“You knew him before you went prospecting?”

“Slightly; yes.”

“Is he here in Denver now?”

Philip smiled again. “If he weren’t here, I shouldn’t be here.” Then: “Anything new with you? Haven’t made that marrying trip to Ohio yet, have you?”

The fat-faced ex-tonnage clerk shook his head and looked as if Philip’s question were more or less embarrassing.

“No; not yet.”

Philip got up to go. “Much obliged to you for keeping my letters for me. If any more should come before I can let people know where to reach me, just have the carrier bring them around to the St James.”

“Oho!” said Middleton, with his nickering laugh; “so we live in a first-class hotel now, do we?”

“We do,” Philip admitted; and with that he took his leave.

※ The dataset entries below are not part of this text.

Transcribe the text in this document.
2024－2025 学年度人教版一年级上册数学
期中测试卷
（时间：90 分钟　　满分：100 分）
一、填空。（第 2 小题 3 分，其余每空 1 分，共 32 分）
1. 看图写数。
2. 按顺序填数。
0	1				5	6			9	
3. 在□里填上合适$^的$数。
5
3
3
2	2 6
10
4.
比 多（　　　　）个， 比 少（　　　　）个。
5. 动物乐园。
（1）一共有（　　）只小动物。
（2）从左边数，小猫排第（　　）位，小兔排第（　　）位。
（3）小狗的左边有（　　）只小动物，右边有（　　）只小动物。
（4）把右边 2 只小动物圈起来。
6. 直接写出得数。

Though he had carried it off casually for Middleton’s benefit, the reading of Jean Dabney’s pathetic little note had moved him profoundly, and he was disappointed at not finding some later word from her, telling what course had been decided upon, and giving an address by means of which he might communicate with her. Was the family still in Denver? And, if so, how was it contriving to live? He had seen genteel poverty at home at sufficiently short range to be able to recognize the signs of it, and he wondered how much, if anything, had been left for the widow and her three girls after the funeral expenses had been paid.